UN warns Gaza violence could turn catastrophic - GulfToday

UN warns Gaza violence could turn catastrophic

Palestinian-Gaza

A Palestinian girl cleans the face of her brother outside their destroyed house after an Israeli missile targeted a nearby Hamas site in Gaza City on Tuesday. Reuters

UNITED NATIONS: The United Nations envoy for the Middle East warned on Tuesday of catastrophic consequences from escalating violence in Gaza as Israel and the Palestinian group Hamas continued to exchange fire despite a ceasefire deal.

Nickolay Mladenov told the Security Council that a “fragile calm” had returned to the region but that the situation remained “extremely tense” following reports that Hamas had agreed to a truce.

“I am concerned that we may once again be facing another very dangerous escalation of violence in Gaza with potentially catastrophic consequences,” Mladenov told a council meeting on the Middle East.

“The last two days have shown how precipitously close we came to the brink of war once again.”

Israel kept up air strikes on Gaza on Tuesday despite the ceasefire claim.

The United Nations is working with Egypt to ensure a the truce takes hold to avoid the outbreak of a fourth war in the Palestinian enclave.

Mladenov urged the council to condemn the “continued indiscriminate firing of rockets by Hamas towards Israel” and also to call on all sides to show restraint. Israeli Prime Minister Benjamin Netanyahu earlier told a US pro-Israel lobby group that he was ready to order further action in Gaza and “do what is necessary to defend our people and to defend our state.”

“A new conflict will be devastating for the Palestinian people. It will have consequences for Israelis, who live in the vicinity of the Gaza perimeter, and it is likely to have regional repercussions,” Mladenov warned.

The envoy also reported that Israel’s settlement expansion in the West Bank and East Jerusalem had continued despite a 2016 resolution demanding an end to the building of the Jewish outposts.

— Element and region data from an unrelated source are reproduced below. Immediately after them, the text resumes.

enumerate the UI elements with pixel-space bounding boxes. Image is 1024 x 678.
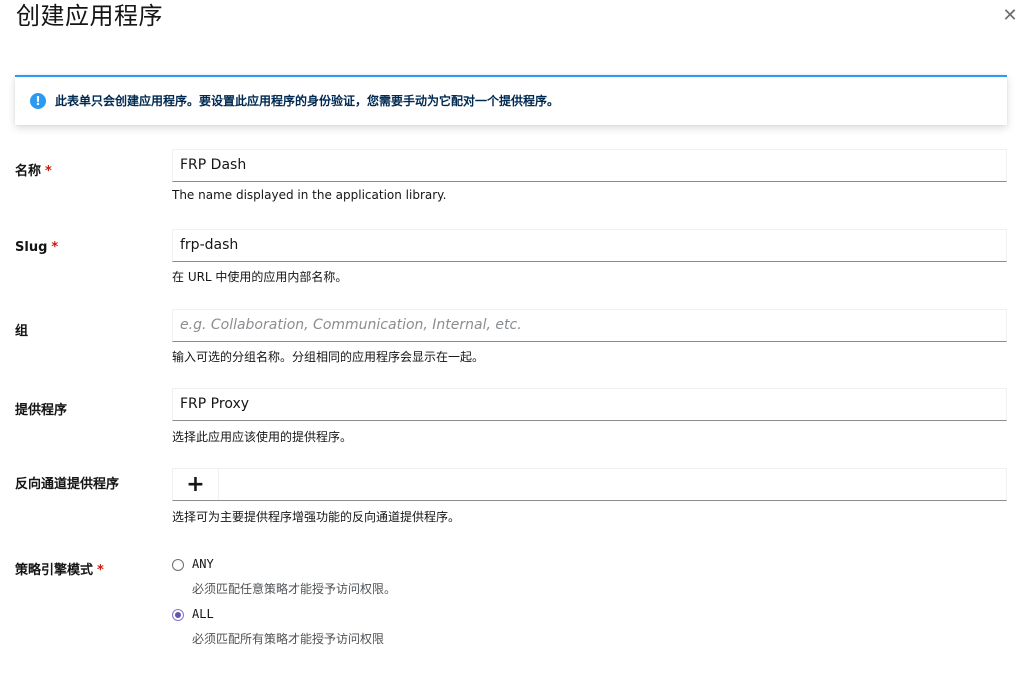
add-provider-button[interactable]: + bbox=[173, 469, 219, 500]
radio-any[interactable] bbox=[172, 559, 184, 571]
slug-label-text: Slug bbox=[15, 240, 48, 255]
close-icon[interactable]: ✕ bbox=[1002, 5, 1017, 26]
info-circle-icon: ! bbox=[30, 93, 46, 109]
slug-input[interactable]: frp-dash bbox=[172, 229, 1007, 262]
modal-title: 创建应用程序 bbox=[16, 2, 163, 30]
provider-helper: 选择此应用应该使用的提供程序。 bbox=[172, 430, 353, 444]
policy-mode-label-text: 策略引擎模式 bbox=[15, 563, 94, 578]
radio-any-label[interactable]: ANY bbox=[192, 557, 214, 571]
provider-select[interactable]: FRP Proxy bbox=[172, 388, 1007, 421]
provider-label: 提供程序 bbox=[15, 403, 68, 418]
close-button[interactable]: ✕ bbox=[1000, 6, 1020, 26]
radio-all-label[interactable]: ALL bbox=[192, 607, 214, 621]
group-label: 组 bbox=[15, 324, 29, 339]
slug-label: Slug * bbox=[15, 240, 58, 255]
radio-all-description: 必须匹配所有策略才能授予访问权限 bbox=[192, 632, 385, 646]
policy-mode-label: 策略引擎模式 * bbox=[15, 559, 104, 578]
name-input[interactable]: FRP Dash bbox=[172, 149, 1007, 182]
backchannel-select[interactable]: + bbox=[172, 468, 1007, 501]
slug-helper: 在 URL 中使用的应用内部名称。 bbox=[172, 270, 348, 284]
required-mark: * bbox=[51, 240, 59, 255]
required-mark: * bbox=[45, 164, 52, 179]
backchannel-label: 反向通道提供程序 bbox=[15, 477, 120, 492]
name-helper: The name displayed in the application li… bbox=[172, 188, 447, 202]
info-alert: ! 此表单只会创建应用程序。要设置此应用程序的身份验证，您需要手动为它配对一个提… bbox=[15, 75, 1007, 125]
radio-any-description: 必须匹配任意策略才能授予访问权限。 bbox=[192, 582, 397, 596]
alert-text: 此表单只会创建应用程序。要设置此应用程序的身份验证，您需要手动为它配对一个提供程… bbox=[55, 94, 560, 108]
radio-all[interactable] bbox=[172, 609, 184, 621]
required-mark: * bbox=[97, 563, 104, 578]
backchannel-helper: 选择可为主要提供程序增强功能的反向通道提供程序。 bbox=[172, 510, 461, 524]
group-input[interactable]: e.g. Collaboration, Communication, Inter… bbox=[172, 309, 1007, 342]
name-label-text: 名称 bbox=[15, 164, 42, 179]
group-helper: 输入可选的分组名称。分组相同的应用程序会显示在一起。 bbox=[172, 350, 485, 364]
name-label: 名称 * bbox=[15, 160, 52, 179]
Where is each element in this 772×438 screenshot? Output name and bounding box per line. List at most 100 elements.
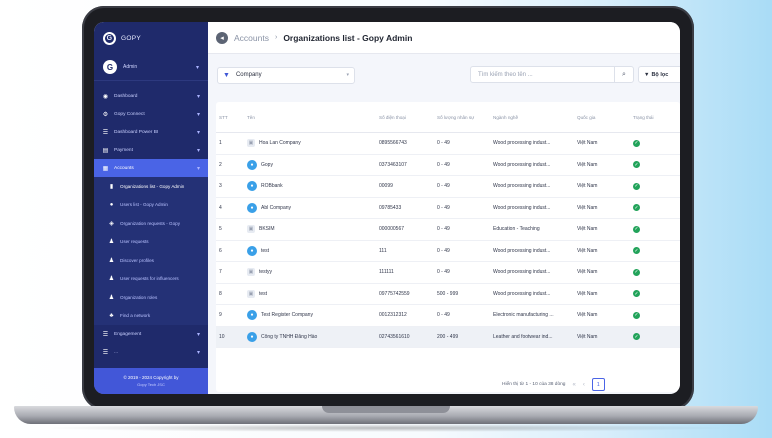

More than 3,000 units have been approved or tendered in the occupied West Bank — the largest batch of new settlements since May 2018, said Mladenov. Ealrier during the day, Cross-border fighting between Israel and Hamas abated after a day of Palestinian rocket attacks and Israeli air strikes but Israel said it reserved the right to strike again and kept its troops and tanks massed at the Gaza frontier.

The biggest Israeli-Palestinian escalation in months, which began on Monday with the longest-range Palestinian rocket attack to cause casualties in Israel for five years, appeared to have been curbed overnight by Egyptian mediation.

But even if brought to an end, the crisis could have an impact on an Israeli election in two weeks in which right-wing Netanyahu says he must stay in power to keep Israelis safe.

The border fell quiet on Tuesday morning after Hamas and the Islamic Jihad group, which also took part in the fighting, said Egypt had brokered a truce.

As in past escalations that ended with Egyptian mediation, Israel denied it had agreed to a ceasefire with Hamas, which it views as a terrorist group.

“Netanyahu is trying to portray himself as a hero to his people, therefore he publicly denies the understanding reached with the Egyptians,” Islamic Jihad official Khader Habib said. “Resistance factions are committed to calm as long as the enemy abides by it.” Rocket warning sirens, which had sounded in Israeli towns near the border on Monday night, fell silent by morning.

Meanwhile a peace process aimed at ending the Israel-Palestinian conflict based on a two-state solution has all but collapsed. In the morning, with the bombing having stopped, Gazans picked through the rubble of destroyed buildings to search for valuables and documents. Some Gaza universities were shut but schools were open, although many families kept children home.

“We don’t want war, but if Israel wants it then what should we do? We ask our factions to respond,” said Mohammad Sayed, 40. “But we hope Egypt reaches a deal to end this.”

Officials at a Palestinian university in the West Bank say undercover Israeli forces have raided the campus and arrested three students.

Lubna Abdelhadi, a spokeswoman for the Bir Zeit University, says the armed commandos, disguised as locals, entered the campus early on Tuesday and grabbed the students, believed to be Hamas activists, while they were sleeping.

The students were apparently hiding on campus to try and avoid arrest. The raid happened as Israel and Hamas traded fire overnight after a rocket attack from Gaza struck a home in central Israel early on Monday.